Hmmmm. Do I detect a bit of innuendo here?


Of course, what else would you expect from the company that introduced the first one-step home hair-color formula five years earlier with this memorable teaser:


The 1969 ad at top, for a coloring formula with deceptive but irresistible name, "Born Blonde," foregoes that coy innuendo of an earlier era for a more leering come-on befitting the late-'60s sexual revolution (complete with the faux-psychedelic typeface of the free-love generation). As Wikipedia explains,
"In contemporary popular culture, it is often stereotyped that men find blonde women more attractive... Anita Loos popularized this idea in her 1925 novel, "Gentlemen Prefer Blondes."
(And of course, it helps when the film adaptation of said novel starred Marilyn Monroe.)

Clairol took that idea of the special appeal, and really ran with it, with headlines like "If I have only one life, let me live it as a blonde." and this one, which, later switched to a declarative sentence, remains embedded in our popular culture: "Is it true blondes have more fun?"

(By the way, that's '60s supermodel and '70s TV actress, Susan Blakely, in the paisley scarf -- a natural blonde apparently, but never mind. You can see a video retrospective of her modeling career and other ads she appeared in here.)

Comments

Paul Duca said…
Just discovered your site, thanks to your comment on Ken Levine's. I see myself coming here often.

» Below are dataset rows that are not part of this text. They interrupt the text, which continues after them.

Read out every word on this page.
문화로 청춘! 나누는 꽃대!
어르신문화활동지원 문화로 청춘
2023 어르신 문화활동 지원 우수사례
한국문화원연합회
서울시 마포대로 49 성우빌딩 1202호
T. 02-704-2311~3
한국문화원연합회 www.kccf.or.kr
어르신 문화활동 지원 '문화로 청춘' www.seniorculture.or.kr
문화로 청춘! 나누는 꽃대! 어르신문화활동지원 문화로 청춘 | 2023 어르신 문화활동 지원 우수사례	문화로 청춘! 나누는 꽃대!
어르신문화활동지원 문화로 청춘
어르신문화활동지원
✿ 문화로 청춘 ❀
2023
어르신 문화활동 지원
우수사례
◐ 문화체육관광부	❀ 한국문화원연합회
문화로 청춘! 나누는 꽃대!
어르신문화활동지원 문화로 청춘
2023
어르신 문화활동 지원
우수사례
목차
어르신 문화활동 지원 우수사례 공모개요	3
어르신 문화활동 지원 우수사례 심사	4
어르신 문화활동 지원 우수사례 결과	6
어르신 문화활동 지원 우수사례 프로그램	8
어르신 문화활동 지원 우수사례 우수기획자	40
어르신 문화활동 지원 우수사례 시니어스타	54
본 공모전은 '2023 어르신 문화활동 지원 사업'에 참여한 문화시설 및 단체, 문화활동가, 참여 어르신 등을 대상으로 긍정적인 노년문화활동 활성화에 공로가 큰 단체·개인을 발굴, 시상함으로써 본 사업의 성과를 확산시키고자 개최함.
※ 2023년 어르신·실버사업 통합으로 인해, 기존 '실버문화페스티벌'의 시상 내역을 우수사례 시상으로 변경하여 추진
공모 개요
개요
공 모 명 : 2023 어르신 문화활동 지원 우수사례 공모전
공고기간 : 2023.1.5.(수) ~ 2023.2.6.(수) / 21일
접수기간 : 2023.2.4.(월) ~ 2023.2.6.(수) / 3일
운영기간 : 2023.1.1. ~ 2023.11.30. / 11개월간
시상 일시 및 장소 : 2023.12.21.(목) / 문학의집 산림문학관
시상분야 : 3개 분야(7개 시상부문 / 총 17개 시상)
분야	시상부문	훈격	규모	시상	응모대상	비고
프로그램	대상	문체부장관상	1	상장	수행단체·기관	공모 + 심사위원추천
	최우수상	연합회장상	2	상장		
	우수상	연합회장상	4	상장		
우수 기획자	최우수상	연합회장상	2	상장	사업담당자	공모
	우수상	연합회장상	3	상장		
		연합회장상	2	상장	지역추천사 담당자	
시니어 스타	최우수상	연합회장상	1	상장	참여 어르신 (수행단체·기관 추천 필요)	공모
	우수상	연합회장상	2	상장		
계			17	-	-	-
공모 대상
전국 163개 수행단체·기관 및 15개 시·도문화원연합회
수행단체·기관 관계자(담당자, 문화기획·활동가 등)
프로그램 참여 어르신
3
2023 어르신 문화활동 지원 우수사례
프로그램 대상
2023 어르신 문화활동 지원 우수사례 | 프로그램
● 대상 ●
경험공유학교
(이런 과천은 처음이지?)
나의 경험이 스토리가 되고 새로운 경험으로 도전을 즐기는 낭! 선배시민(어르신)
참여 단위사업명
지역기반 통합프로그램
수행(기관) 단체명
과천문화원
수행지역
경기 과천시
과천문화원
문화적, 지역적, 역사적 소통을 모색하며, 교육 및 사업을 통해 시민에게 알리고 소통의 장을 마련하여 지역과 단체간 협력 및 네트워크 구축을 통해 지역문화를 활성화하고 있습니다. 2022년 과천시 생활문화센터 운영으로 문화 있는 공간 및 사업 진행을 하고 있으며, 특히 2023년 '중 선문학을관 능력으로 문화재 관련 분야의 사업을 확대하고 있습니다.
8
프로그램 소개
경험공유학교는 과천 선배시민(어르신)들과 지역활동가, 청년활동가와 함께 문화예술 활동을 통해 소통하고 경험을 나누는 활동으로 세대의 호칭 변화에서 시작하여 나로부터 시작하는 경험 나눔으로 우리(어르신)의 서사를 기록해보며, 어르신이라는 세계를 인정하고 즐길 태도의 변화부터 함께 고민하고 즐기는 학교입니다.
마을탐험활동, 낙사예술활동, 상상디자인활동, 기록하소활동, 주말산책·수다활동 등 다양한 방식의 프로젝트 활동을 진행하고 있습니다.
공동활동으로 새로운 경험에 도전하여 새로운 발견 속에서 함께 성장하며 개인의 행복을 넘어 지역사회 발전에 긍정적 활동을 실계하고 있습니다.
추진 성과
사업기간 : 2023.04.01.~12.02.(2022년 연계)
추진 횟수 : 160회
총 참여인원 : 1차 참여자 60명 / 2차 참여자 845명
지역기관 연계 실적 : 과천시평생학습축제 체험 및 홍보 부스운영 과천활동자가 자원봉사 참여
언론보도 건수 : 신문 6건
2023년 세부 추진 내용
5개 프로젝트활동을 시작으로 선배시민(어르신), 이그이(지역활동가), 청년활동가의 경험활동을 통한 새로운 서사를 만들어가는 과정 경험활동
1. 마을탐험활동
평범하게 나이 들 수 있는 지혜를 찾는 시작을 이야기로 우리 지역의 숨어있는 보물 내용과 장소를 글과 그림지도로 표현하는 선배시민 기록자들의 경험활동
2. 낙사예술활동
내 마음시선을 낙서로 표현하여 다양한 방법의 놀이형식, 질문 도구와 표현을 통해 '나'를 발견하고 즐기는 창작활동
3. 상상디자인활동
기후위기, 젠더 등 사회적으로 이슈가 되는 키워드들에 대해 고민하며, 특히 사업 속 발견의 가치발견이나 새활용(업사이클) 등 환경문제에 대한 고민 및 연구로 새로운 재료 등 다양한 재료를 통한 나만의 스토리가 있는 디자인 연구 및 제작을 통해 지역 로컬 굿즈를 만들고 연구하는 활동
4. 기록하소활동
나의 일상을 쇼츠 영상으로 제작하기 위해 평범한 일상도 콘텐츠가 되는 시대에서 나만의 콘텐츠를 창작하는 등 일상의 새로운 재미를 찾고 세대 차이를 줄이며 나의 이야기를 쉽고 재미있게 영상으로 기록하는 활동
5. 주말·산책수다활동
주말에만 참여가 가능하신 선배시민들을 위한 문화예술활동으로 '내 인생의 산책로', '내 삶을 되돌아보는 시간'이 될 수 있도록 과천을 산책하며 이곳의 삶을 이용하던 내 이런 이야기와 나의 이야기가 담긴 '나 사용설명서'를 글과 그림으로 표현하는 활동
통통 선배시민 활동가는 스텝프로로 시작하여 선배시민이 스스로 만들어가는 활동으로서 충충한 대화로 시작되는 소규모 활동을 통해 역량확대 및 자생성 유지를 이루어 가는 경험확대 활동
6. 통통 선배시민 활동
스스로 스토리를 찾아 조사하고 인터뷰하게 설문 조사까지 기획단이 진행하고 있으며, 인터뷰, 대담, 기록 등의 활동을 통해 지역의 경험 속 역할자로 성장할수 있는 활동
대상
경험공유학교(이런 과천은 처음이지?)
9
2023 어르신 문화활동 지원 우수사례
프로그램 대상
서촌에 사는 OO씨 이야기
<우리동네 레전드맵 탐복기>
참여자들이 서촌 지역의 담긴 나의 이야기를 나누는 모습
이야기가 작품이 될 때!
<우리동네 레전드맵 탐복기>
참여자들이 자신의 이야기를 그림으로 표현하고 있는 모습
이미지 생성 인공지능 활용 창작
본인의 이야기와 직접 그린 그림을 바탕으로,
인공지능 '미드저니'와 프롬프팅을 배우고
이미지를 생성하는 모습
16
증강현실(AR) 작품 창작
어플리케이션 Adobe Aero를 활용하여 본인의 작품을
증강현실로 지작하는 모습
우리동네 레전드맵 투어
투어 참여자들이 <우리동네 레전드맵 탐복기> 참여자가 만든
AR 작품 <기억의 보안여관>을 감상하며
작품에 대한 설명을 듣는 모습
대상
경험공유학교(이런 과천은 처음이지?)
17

Don't forget, it was a woman copywriter, Shirley Polykoff, who coined both "Does She or Doesn't She?" and "Only Her Hairdresser Knows for Sure"

Also...when LIFE magazine resisted publishing a "Does She" ad, Clairol challenged them to prove their claims of salaciousness. The magazine put the ad before a review board. None of the women on it felt it had sexual overtones, but all the men did
(LIFE ultimately ran the ad).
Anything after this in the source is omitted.